Their exit means that hopes of pressure easing for renters facing scarcity of supply and high rents may be short-lived.
There was an expectation that short-term holiday rentals would be converted to long-term residential leases because of new regulations and the coronavirus crisis.
That has yet to happen to a significant degree and, with optimism building that the holiday season could be saved, there is less incentive for making the switch.
The Residential Tenancies Board (RTB) is carrying out surveys of landlords who have de-listed their properties to try to find out why.
Sinn Fein housing spokesman Eoin O Broin, who obtained the figures, said he believed most were either part-time landlords who bought an investment property during the boom and quickly fell into negative equity, or else accidental landlords who could not sell their home when they had to move for work or family reasons.
"Once house prices started to return to positive equity from the start of 2017, and they could walk away debt-free, they started to exit," he said.
"The real problem is that many of these properties are the properties where families have been issued vacant possession notices to quit.
"So it's not just that we're losing properties, but these are the properties where the families who are ending up homeless are coming from."
The RTB figures show there were almost 320,000 private tenancies registered at the end of 2016, but just 303,000 at the end of 2019.
Around 7,000 de-listed last year alone, but Mr O Broin said the number could be greater as new entries from the build-to-rent sector were masking the problem.
"The difficulty with these properties is that they are at the high end of the market, in a different price range, and are not a replacement for the kind of homes that modest-income families under notices to quit can afford," he said.
Rents fell by 2pc in April, according to property website Daft.ie, but with rocketing unemployment, modest cuts may not be enough to help renters.

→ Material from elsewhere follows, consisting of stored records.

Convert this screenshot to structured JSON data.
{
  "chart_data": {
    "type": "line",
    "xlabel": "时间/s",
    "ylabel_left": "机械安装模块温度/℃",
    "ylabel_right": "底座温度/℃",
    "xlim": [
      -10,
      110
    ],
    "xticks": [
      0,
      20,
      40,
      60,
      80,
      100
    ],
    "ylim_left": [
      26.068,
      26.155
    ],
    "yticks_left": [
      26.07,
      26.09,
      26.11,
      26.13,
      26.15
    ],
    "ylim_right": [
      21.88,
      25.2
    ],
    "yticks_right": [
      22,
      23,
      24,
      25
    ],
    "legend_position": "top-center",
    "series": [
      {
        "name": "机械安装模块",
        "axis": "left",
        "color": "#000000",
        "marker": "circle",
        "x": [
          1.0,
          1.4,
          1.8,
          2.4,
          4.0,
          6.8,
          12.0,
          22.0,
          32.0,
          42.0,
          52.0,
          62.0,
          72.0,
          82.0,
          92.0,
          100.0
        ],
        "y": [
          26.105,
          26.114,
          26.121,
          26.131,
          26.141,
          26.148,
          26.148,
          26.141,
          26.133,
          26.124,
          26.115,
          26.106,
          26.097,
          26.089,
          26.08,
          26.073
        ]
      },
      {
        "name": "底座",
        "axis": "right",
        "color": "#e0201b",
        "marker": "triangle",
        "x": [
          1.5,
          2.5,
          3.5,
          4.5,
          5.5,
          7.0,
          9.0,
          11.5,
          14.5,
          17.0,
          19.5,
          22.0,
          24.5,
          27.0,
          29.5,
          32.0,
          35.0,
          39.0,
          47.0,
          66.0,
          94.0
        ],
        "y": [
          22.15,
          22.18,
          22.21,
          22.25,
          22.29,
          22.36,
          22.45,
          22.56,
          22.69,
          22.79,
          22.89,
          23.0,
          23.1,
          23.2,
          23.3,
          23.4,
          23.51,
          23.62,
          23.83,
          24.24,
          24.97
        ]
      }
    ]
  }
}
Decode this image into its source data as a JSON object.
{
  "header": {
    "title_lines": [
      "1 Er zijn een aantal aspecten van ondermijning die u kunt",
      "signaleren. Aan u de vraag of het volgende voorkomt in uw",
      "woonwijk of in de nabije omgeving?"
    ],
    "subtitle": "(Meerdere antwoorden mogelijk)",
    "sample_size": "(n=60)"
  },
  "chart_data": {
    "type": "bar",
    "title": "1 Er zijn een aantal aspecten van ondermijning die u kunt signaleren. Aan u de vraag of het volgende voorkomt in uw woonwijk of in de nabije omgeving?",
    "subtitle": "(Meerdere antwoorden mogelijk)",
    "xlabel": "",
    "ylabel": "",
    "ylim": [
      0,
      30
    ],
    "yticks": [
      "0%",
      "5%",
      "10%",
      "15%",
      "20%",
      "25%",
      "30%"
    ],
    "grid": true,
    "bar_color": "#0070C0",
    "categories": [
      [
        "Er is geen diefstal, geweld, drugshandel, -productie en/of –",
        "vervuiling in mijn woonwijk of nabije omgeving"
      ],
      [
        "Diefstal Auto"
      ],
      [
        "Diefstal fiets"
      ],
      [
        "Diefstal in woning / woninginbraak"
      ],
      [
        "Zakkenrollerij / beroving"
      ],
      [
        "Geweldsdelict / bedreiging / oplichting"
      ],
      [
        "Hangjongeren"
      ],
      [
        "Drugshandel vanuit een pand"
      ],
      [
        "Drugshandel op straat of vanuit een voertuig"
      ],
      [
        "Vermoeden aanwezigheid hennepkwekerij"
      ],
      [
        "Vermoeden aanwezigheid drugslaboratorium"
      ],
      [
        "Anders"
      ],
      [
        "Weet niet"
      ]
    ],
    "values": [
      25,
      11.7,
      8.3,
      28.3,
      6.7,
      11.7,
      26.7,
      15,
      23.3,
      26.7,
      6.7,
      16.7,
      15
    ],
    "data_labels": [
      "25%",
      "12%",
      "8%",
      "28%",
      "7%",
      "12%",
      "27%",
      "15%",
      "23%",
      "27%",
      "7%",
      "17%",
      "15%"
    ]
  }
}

"The concern is that if rent arrears rise, more landlords will opt to get out and that will only accelerate the exit," Mr O Broin said.
Pressure is growing on the Government to extend a temporary ban on evictions and rent increases, which is due to expire on June 27.
Housing Minister Eoghan Murphy has commissioned an expert report on the likely fall-out from the crisis for the rental sector.
He told the Dail he expected a debt arrears problem and said it was in the interests of both renters and landlords to handle it correctly when it arises.